Général Roudenko: De quelle façon et au cours de quelles circonstances la participation des satellites de l’Allemagne à l’agression contre l’URSS fut-elle assurée?
Le président: Un instant. Le témoin a-t-il indiqué la date? Il a dit que les préparatifs d’attaque avaient été faits. Ce que je voudrais savoir, c’est quand ils ont commencé.
Paulus: Je l’ai dit en commençant ma première constatation personnelle, qui remonte au 3 septembre 1940, au début de mes fonctions.»
12 février
«Nelte: En outre, vous avez dit hier, si je vous ai bien compris, qu’aucune information du service de contre-espionnage ne pouvait faire supposer que l’Union soviétique avait l’intention d’attaquer?
Paulus: Parfaitement.
Nelte: Quelqu’un a-t-il abordé ces questions dans les milieux de l’état-major?

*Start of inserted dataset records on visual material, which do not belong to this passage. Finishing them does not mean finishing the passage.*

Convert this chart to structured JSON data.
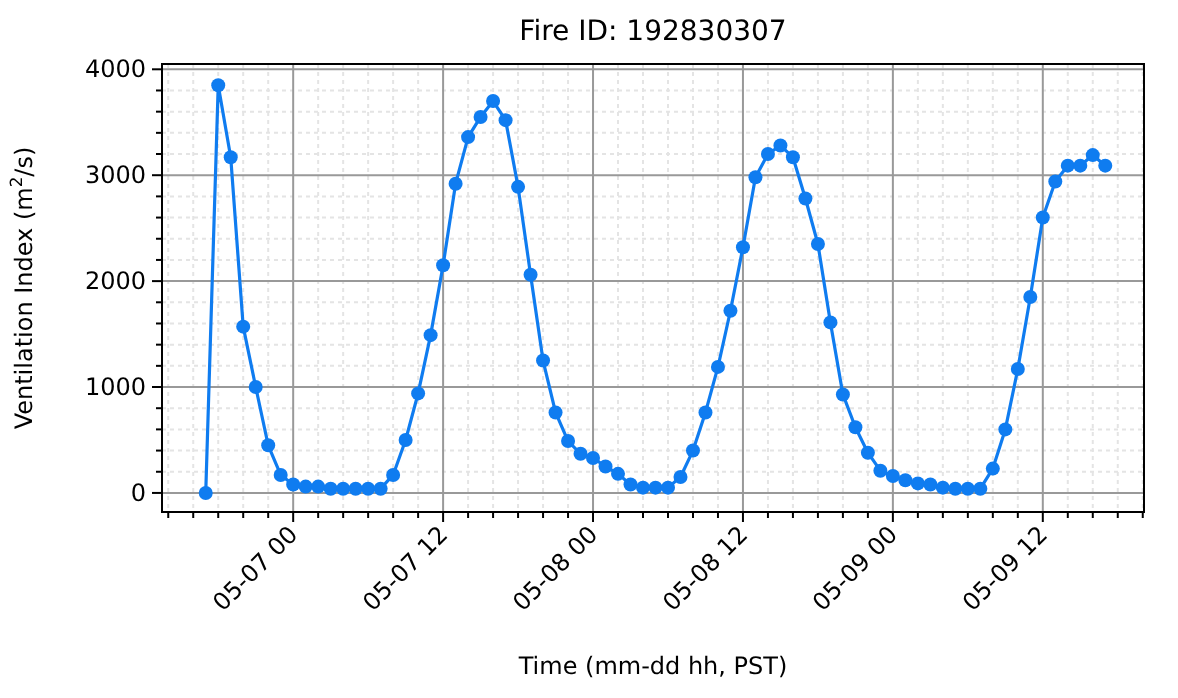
{
  "chart_data": {
    "type": "line",
    "title": "Fire ID: 192830307",
    "xlabel": "Time (mm-dd hh, PST)",
    "ylabel": "Ventilation Index (m$^{2}$/s)",
    "x": [
      "--05-06T17:00",
      "--05-06T18:00",
      "--05-06T19:00",
      "--05-06T20:00",
      "--05-06T21:00",
      "--05-06T22:00",
      "--05-06T23:00",
      "--05-07T00:00",
      "--05-07T01:00",
      "--05-07T02:00",
      "--05-07T03:00",
      "--05-07T04:00",
      "--05-07T05:00",
      "--05-07T06:00",
      "--05-07T07:00",
      "--05-07T08:00",
      "--05-07T09:00",
      "--05-07T10:00",
      "--05-07T11:00",
      "--05-07T12:00",
      "--05-07T13:00",
      "--05-07T14:00",
      "--05-07T15:00",
      "--05-07T16:00",
      "--05-07T17:00",
      "--05-07T18:00",
      "--05-07T19:00",
      "--05-07T20:00",
      "--05-07T21:00",
      "--05-07T22:00",
      "--05-07T23:00",
      "--05-08T00:00",
      "--05-08T01:00",
      "--05-08T02:00",
      "--05-08T03:00",
      "--05-08T04:00",
      "--05-08T05:00",
      "--05-08T06:00",
      "--05-08T07:00",
      "--05-08T08:00",
      "--05-08T09:00",
      "--05-08T10:00",
      "--05-08T11:00",
      "--05-08T12:00",
      "--05-08T13:00",
      "--05-08T14:00",
      "--05-08T15:00",
      "--05-08T16:00",
      "--05-08T17:00",
      "--05-08T18:00",
      "--05-08T19:00",
      "--05-08T20:00",
      "--05-08T21:00",
      "--05-08T22:00",
      "--05-08T23:00",
      "--05-09T00:00",
      "--05-09T01:00",
      "--05-09T02:00",
      "--05-09T03:00",
      "--05-09T04:00",
      "--05-09T05:00",
      "--05-09T06:00",
      "--05-09T07:00",
      "--05-09T08:00",
      "--05-09T09:00",
      "--05-09T10:00",
      "--05-09T11:00",
      "--05-09T12:00",
      "--05-09T13:00",
      "--05-09T14:00",
      "--05-09T15:00",
      "--05-09T16:00",
      "--05-09T17:00"
    ],
    "series": [
      {
        "color": "#0f7cf0",
        "values": [
          0,
          3850,
          3170,
          1570,
          1000,
          450,
          170,
          80,
          60,
          60,
          40,
          40,
          40,
          40,
          40,
          170,
          500,
          940,
          1490,
          2150,
          2920,
          3360,
          3550,
          3700,
          3520,
          2890,
          2060,
          1250,
          760,
          490,
          370,
          330,
          250,
          180,
          80,
          50,
          50,
          50,
          150,
          400,
          760,
          1190,
          1720,
          2320,
          2980,
          3200,
          3280,
          3170,
          2780,
          2350,
          1610,
          930,
          620,
          380,
          210,
          160,
          120,
          90,
          80,
          50,
          40,
          40,
          40,
          230,
          600,
          1170,
          1850,
          2600,
          2940,
          3090,
          3090,
          3190,
          3090
        ]
      }
    ],
    "xlim": [
      "--05-06T13:30",
      "--05-09T20:06"
    ],
    "ylim": [
      -180,
      4050
    ],
    "xticks": [
      {
        "value": "--05-06T14:00",
        "label": null
      },
      {
        "value": "--05-06T16:00",
        "label": null
      },
      {
        "value": "--05-06T18:00",
        "label": null
      },
      {
        "value": "--05-06T20:00",
        "label": null
      },
      {
        "value": "--05-06T22:00",
        "label": null
      },
      {
        "value": "--05-07T00:00",
        "label": "05-07 00"
      },
      {
        "value": "--05-07T02:00",
        "label": null
      },
      {
        "value": "--05-07T04:00",
        "label": null
      },
      {
        "value": "--05-07T06:00",
        "label": null
      },
      {
        "value": "--05-07T08:00",
        "label": null
      },
      {
        "value": "--05-07T10:00",
        "label": null
      },
      {
        "value": "--05-07T12:00",
        "label": "05-07 12"
      },
      {
        "value": "--05-07T14:00",
        "label": null
      },
      {
        "value": "--05-07T16:00",
        "label": null
      },
      {
        "value": "--05-07T18:00",
        "label": null
      },
      {
        "value": "--05-07T20:00",
        "label": null
      },
      {
        "value": "--05-07T22:00",
        "label": null
      },
      {
        "value": "--05-08T00:00",
        "label": "05-08 00"
      },
      {
        "value": "--05-08T02:00",
        "label": null
      },
      {
        "value": "--05-08T04:00",
        "label": null
      },
      {
        "value": "--05-08T06:00",
        "label": null
      },
      {
        "value": "--05-08T08:00",
        "label": null
      },
      {
        "value": "--05-08T10:00",
        "label": null
      },
      {
        "value": "--05-08T12:00",
        "label": "05-08 12"
      },
      {
        "value": "--05-08T14:00",
        "label": null
      },
      {
        "value": "--05-08T16:00",
        "label": null
      },
      {
        "value": "--05-08T18:00",
        "label": null
      },
      {
        "value": "--05-08T20:00",
        "label": null
      },
      {
        "value": "--05-08T22:00",
        "label": null
      },
      {
        "value": "--05-09T00:00",
        "label": "05-09 00"
      },
      {
        "value": "--05-09T02:00",
        "label": null
      },
      {
        "value": "--05-09T04:00",
        "label": null
      },
      {
        "value": "--05-09T06:00",
        "label": null
      },
      {
        "value": "--05-09T08:00",
        "label": null
      },
      {
        "value": "--05-09T10:00",
        "label": null
      },
      {
        "value": "--05-09T12:00",
        "label": "05-09 12"
      },
      {
        "value": "--05-09T14:00",
        "label": null
      },
      {
        "value": "--05-09T16:00",
        "label": null
      },
      {
        "value": "--05-09T18:00",
        "label": null
      },
      {
        "value": "--05-09T20:00",
        "label": null
      }
    ],
    "yticks": [
      0,
      {
        "value": 200,
        "label": null
      },
      {
        "value": 400,
        "label": null
      },
      {
        "value": 600,
        "label": null
      },
      {
        "value": 800,
        "label": null
      },
      1000,
      {
        "value": 1200,
        "label": null
      },
      {
        "value": 1400,
        "label": null
      },
      {
        "value": 1600,
        "label": null
      },
      {
        "value": 1800,
        "label": null
      },
      2000,
      {
        "value": 2200,
        "label": null
      },
      {
        "value": 2400,
        "label": null
      },
      {
        "value": 2600,
        "label": null
      },
      {
        "value": 2800,
        "label": null
      },
      3000,
      {
        "value": 3200,
        "label": null
      },
      {
        "value": 3400,
        "label": null
      },
      {
        "value": 3600,
        "label": null
      },
      {
        "value": 3800,
        "label": null
      },
      4000
    ],
    "grid": true,
    "marker": "circle",
    "line_style": "solid"
  }
}
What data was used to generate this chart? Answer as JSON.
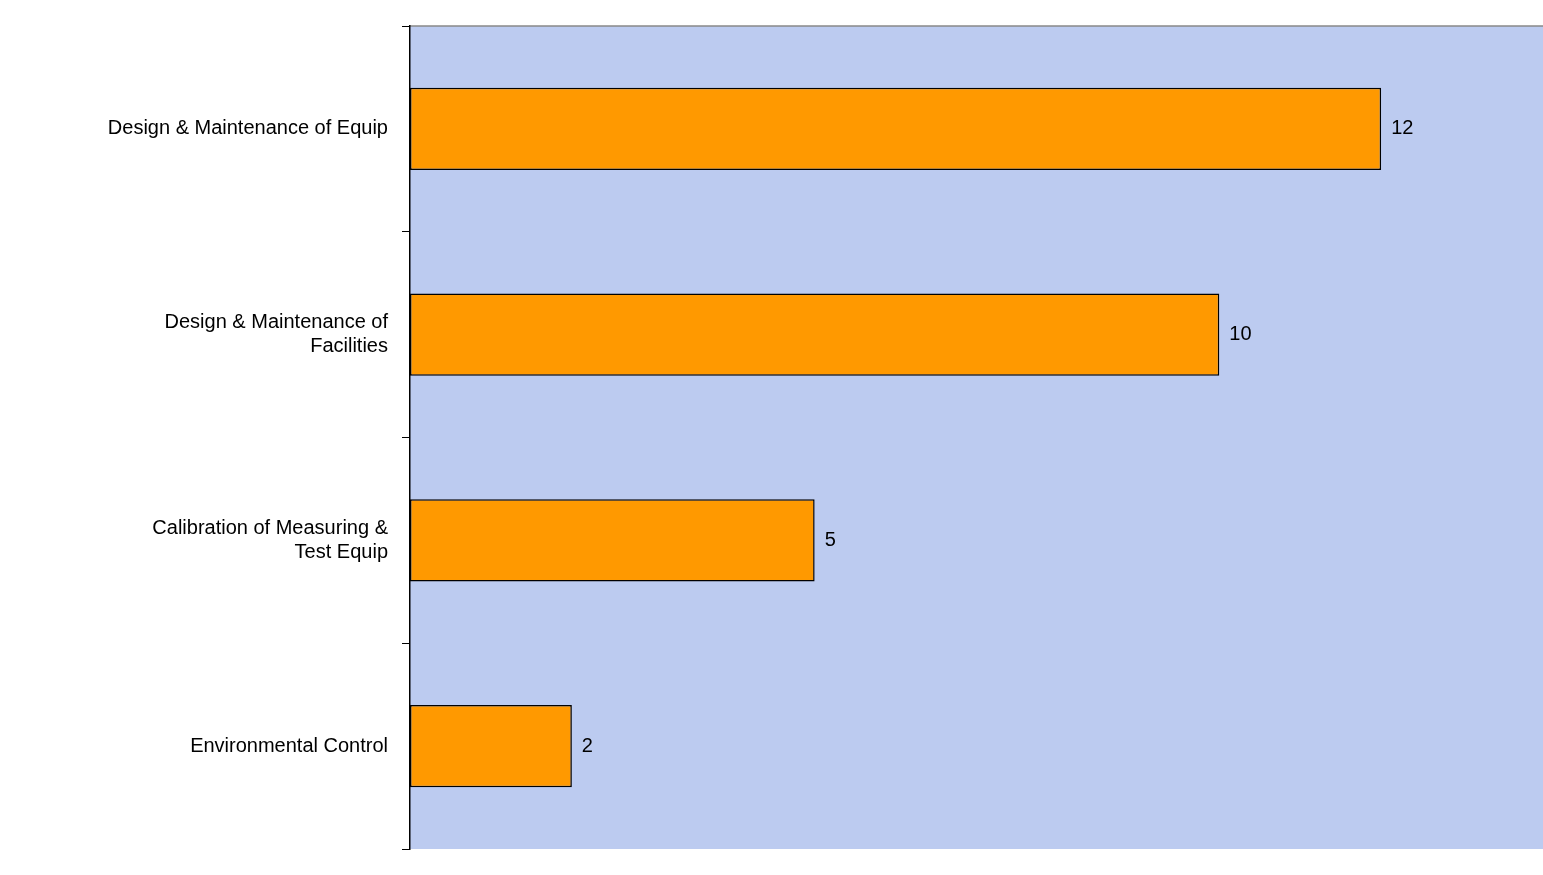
{
  "chart_data": {
    "type": "bar",
    "orientation": "horizontal",
    "categories": [
      "Design & Maintenance of Equip",
      "Design & Maintenance of Facilities",
      "Calibration of Measuring & Test Equip",
      "Environmental Control"
    ],
    "values": [
      12,
      10,
      5,
      2
    ],
    "color": "#ff9900",
    "data_labels": true,
    "tick_labels": "y",
    "grid": false,
    "legend": false
  }
}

Nelte: Oui, on en a parlé. On a également élevé de sérieuses objections à ce sujet, mais aucun renseignement concernant des préparatifs de guerre du côté de l’URSS n’a été porté à ma connaissance.
[...]
Nelte: Il est donc exact que vous-même, ainsi que le chef d’état-major Halder, connaissiez les faits qui permettaient de considérer la guerre contre la Russie comme une attaque criminelle et que, malgré cela, vous n’avez rien entrepris. Dans votre déclaration, vous avez dit que vous êtes devenu plus tard commandant en chef de la 6e armée. Est-ce exact?
Paulus: Oui.
Nelte: C’est donc en connaissance de ces faits que vous avez pris le commandement de l’armée qui a été engagée à Stalingrad. N’aviez-vous pas de scrupules à vous faire l’instrument d’une attaque que vous considériez comme criminelle?
Paulus: Étant donné la situation militaire à l’époque et l’extraordinaire propagande à laquelle nous étions soumis, j’ai cru alors, comme bien d’autres, faire mon devoir vis-à-vis de ma patrie.
Nelte: Vous connaissiez pourtant les faits?
Paulus: Je ne connaissais pas à l’époque les faits qui ne m’ont été révélés que plus tard, du fait que je commandais la 6e armée, et qui ont atteint leur point culminant à Stalingrad. De même, le caractère criminel de cette agression ne m’est apparu que plus tard, quand j’eus l’occasion de réfléchir sur l’ensemble des événements, dont je n’avais eu jusqu’alors qu’une vue fragmentaire.
[...]
Exner: Vous avez activement coopéré à ce plan d’opérations, vous l’avez mis à l’essai par des manœuvres. Voulez-vous nous dire en quoi se différencie votre activité, par exemple, de celle de Jodl?
Paulus: Je ne crois pas que ce soit à moi de répondre à cette question.
Exner: Je ne comprends pas. Ce travail était bien du ressort de l’état-major?
Paulus: Oui, c’était une tâche d’état-major qui me fut confiée par le chef de l’état-major.
Exner: Oui, et l’activité de Jodl, en sa qualité de chef de l’état-major de la Wehrmacht...
Paulus: La différence réside, je crois, en ce qu’il avait un aperçu général, alors que je ne pouvais voir que des fragments, à savoir les détails indispensables à mes travaux.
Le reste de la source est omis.